Hilfreich sind zudem auch das abgedruckte Vorwort von James Ellroy und das Nachwort von Thomas Wörtche, welche noch einmal auf gewisse Punkte des Textes oder Kontexte in Bezug auf den Autor eingehen. Dort wird auch angemerkt, dass ein gewisser Erzählstrang nicht ganz geschlossen ist.

"Grant hätte den Ort am liebsten verlassen, aber er fürchtete sich davor. Er hatte eine übertriebene und scheußliche Angst vor dem, was hinter seinem Rücken gesagt werden könnte." S. 45f.

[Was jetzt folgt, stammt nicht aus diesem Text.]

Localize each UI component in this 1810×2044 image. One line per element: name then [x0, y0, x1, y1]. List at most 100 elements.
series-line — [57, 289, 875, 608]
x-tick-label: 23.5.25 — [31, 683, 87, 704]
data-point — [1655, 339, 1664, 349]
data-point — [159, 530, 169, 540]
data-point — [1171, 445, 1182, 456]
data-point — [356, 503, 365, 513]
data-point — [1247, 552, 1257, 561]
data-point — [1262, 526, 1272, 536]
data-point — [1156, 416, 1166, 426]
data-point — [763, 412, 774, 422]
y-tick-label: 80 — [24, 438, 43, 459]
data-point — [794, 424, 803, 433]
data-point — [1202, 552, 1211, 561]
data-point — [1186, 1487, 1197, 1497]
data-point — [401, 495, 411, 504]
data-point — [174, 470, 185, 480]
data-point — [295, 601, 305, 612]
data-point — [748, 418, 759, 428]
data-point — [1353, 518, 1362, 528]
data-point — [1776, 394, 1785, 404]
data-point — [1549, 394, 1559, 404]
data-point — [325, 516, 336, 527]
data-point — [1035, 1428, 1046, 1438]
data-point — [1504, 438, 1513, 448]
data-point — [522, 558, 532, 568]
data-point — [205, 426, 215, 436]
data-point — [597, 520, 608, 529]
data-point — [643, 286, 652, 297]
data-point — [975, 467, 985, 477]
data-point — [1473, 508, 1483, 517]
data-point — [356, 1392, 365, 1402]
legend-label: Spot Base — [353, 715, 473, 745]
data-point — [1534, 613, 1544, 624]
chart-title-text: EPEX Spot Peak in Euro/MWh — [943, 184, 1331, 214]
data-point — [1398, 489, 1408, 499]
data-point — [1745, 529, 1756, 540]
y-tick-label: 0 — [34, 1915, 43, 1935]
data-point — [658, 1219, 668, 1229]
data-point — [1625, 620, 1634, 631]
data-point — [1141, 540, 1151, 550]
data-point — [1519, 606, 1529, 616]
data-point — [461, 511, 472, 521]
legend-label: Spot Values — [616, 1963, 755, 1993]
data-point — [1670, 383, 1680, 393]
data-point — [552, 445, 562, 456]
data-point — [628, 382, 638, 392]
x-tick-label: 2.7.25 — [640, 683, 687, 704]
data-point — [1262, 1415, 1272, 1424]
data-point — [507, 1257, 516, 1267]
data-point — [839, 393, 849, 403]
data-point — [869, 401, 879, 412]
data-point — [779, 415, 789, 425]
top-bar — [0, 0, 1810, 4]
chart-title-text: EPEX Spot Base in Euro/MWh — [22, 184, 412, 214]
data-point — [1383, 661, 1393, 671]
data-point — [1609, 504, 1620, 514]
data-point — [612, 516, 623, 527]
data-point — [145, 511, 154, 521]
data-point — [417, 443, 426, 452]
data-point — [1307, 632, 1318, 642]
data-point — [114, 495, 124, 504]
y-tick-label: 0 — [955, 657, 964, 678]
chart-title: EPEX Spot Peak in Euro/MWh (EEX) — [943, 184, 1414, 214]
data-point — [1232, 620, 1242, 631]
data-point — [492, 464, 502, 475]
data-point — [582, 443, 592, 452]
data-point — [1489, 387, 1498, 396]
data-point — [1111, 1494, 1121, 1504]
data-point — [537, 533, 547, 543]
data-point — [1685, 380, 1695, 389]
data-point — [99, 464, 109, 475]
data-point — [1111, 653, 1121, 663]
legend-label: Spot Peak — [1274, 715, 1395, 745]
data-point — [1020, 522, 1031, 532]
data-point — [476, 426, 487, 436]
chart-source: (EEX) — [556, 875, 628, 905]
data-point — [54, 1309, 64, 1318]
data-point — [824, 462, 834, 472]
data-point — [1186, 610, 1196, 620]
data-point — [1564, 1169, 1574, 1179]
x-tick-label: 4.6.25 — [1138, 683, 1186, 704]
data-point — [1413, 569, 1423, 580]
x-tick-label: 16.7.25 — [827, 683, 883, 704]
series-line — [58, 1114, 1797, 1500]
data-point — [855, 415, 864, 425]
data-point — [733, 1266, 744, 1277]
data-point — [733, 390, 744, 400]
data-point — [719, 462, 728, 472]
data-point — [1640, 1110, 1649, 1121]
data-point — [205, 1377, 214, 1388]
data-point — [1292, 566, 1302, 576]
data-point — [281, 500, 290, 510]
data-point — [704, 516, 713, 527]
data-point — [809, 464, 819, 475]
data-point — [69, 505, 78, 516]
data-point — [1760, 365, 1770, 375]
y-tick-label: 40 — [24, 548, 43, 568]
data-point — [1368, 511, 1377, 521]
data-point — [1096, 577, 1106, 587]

Alle genannten Charaktere waren meiner Meinung nach sehr gut in die Geschichte eingebunden und verkörperten eine andere Last oder Eigenschaft, die die Menschen oder besonders die Familienmitglieder der Fargo Familie tragen. Als ich das Buch begonnen habe, stellte ich mir die Personen ganz anders vor. Besonders bei der Erscheinung des Familienoberhaupts Lincoln Fargo erwartete ich eine ständige Dominanz und eine daraus folgende Unterwerfung der restlichen Familienmitglieder. Zu einem gewissen Grad trifft dies sicherlich auch zu, jedoch wird auch besonders zum Ende hin stark deutlich, dass er augenscheinlich der Einzige ist, der sein falsches Verhalten bereut, im Gegensatz zu den anderen Mitgliedern. Beim Lesen verspürt man ein ständiges Chaos, das die Fargos mit sich herumtragen. Sie scheinen eine der angesehensten Familien zu sein, sind aber beinahe unfähig ihr Leben zu kontrollieren. Dieses makabere Bild skizziert Jim Thompson für meine Verhältnisse wirklich sehr gut. Die Geschichte ist ein Konstrukt, welches als Stütze für die Entwicklung der Menschen in ihr dient. Als Leser fängt man beinahe ständig an den Kopf zu schütteln und sich zu fragen, wie sich die Figuren selbst noch als Familie bezeichnen können und auch wollen. Ich denke vor allem die Verknüpfung, der sogar tabuisierten Themen, wie Inzest oder die Gründung einer Stadt auf makabere Weise, sowie die Erschaffung ganz bestimmter Charaktere, die all die Probleme dessen aufzeigen können, führen dazu, dass das Buch eine solch starke Wirkung auf den Leser hat. Man kann das Buch definitiv nicht, ohne eine Meinung oder ohne eine Reflektion der Geschehnisse  beenden. Und abgesehen von den offensichtlichen Abgründen, findet man unter der Oberfläche noch das ein oder andere Rätsel. Und Getrieben von ihrer eigenen Gier und ihrer Überheblichkeit müssen sich die Charaktere für ihr Verhalten verantworten.

"´Wir Fargos wissen wie man ein Geheimnis für sich behält.´" S. 155


Absurd brutal und absurd komisch zur fast selben Zeit. Spielt mit Gegensetzen und den Abgründen einer Familienchronik. Hatte für mich keine langweiligen Stellen und erschafft ganz großartige Symbole beziehungsweise Metaphern. Ist nicht direkt in einen geschichtlichen Kontext gesetzt, verkörpert aber eine gewisse Mentalität. Authentisch beschriebene Landschaften und sehr spezielle Charaktere machen die Geschichte einzigartig.